There may be some hedging going on by airlines, with one eye on the eventual necessity to ditch their older, noisier aircraft, especially if regulations are tightened again, either internationally or by some wildcat regional ruling. The European Commission, for one, is still toying with rules which could drive ageing aircraft out of the active fleet quicker than had been planned. Yet the numbers are hardly significant in the greater equation of world traffic and capacity.

None of that will be of any comfort to the 12,000 Boeing workers who will, on current plans, be laid off in 1998. Nor will the Boeing message that it would expect, anyway, to lose almost that number through normal attrition in the course of a year. Natural attrition rarely selects the same people for departure from a company as would effective business planning, and Boeing is bound to lose some of the wrong people along with the rest. Many in the industry already mutter darkly about the loss of wise old production hands in Boeing's clear-out of the early 1990s and the part which that may have played in the present production crisis.

So despite the often stated intentions of its marketeers to balance supply and demand in the airliner market this time around, Boeing still finds itself playing a precarious ping-pong game of ramping up and ramping down production rates, staffing levels and its supply chain.

How it and its competitors can break this evil cycle seems as difficult as ever, despite the aerospace consolidation which theoretically makes the big manufacturers infinitely more powerful than the customers which still hold them to ransom. Possibly the only way to limit the excesses of ordering would be to re-impose regulation on the market, to limit fleet-sizes in the way that they were in the so-called bad old days.

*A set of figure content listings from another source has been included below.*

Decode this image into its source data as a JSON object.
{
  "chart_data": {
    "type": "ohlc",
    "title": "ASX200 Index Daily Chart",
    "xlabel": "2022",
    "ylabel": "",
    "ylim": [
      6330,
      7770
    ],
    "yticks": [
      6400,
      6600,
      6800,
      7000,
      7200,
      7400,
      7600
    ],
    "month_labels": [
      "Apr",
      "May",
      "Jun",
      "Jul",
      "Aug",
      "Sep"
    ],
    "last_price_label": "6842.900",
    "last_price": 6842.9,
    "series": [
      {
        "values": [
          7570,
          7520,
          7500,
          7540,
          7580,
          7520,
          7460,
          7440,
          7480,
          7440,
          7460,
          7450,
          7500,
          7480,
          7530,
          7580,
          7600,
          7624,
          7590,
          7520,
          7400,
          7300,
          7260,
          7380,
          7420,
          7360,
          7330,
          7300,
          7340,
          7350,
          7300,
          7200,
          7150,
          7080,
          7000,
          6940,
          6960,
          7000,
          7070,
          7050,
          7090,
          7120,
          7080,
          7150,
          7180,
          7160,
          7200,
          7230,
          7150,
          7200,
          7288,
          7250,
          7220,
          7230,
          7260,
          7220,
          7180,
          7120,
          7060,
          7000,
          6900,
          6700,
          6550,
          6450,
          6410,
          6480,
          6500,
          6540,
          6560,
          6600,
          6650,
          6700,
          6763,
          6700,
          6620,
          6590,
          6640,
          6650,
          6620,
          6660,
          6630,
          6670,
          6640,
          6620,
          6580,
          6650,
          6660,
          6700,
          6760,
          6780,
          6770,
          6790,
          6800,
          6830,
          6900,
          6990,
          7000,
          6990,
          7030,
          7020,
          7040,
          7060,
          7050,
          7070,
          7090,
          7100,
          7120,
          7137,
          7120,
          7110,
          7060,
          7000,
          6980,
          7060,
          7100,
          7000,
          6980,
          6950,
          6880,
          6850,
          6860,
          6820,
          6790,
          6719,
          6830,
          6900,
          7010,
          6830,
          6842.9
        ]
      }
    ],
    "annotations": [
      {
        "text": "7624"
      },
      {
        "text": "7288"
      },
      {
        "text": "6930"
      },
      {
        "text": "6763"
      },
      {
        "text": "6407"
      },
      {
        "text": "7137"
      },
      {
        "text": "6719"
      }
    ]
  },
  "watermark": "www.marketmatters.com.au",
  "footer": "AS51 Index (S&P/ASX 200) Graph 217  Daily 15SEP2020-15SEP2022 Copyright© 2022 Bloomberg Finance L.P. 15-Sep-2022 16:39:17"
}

Nobody would seriously argue for a return to the worst of restrictive practices of regulation, and the high-fare/low-quality services which it bred, but a degree of self-regulation, perhaps through the good offices of the International Air Transport Association (a ready and willing vehicle),might do the industry more good than it suspects. It might rein back the almost reckless multiplication of services now starting to appear in places like Europe as low-cost (and often high-loss) carriers seek to create a new breed of traveller who would often be better off using existing modes of travel. It might strengthen the arm of the industry against the unwelcome (and sometimes unjustified) attacks by environmentalists against its use of fossil fuels by being seen to be responsible. It could cut airport and airway congestion, and improve quality of service through cutting delays.

In short, a brake on growth could be good for everybody - and that would be a much more pleasant irony.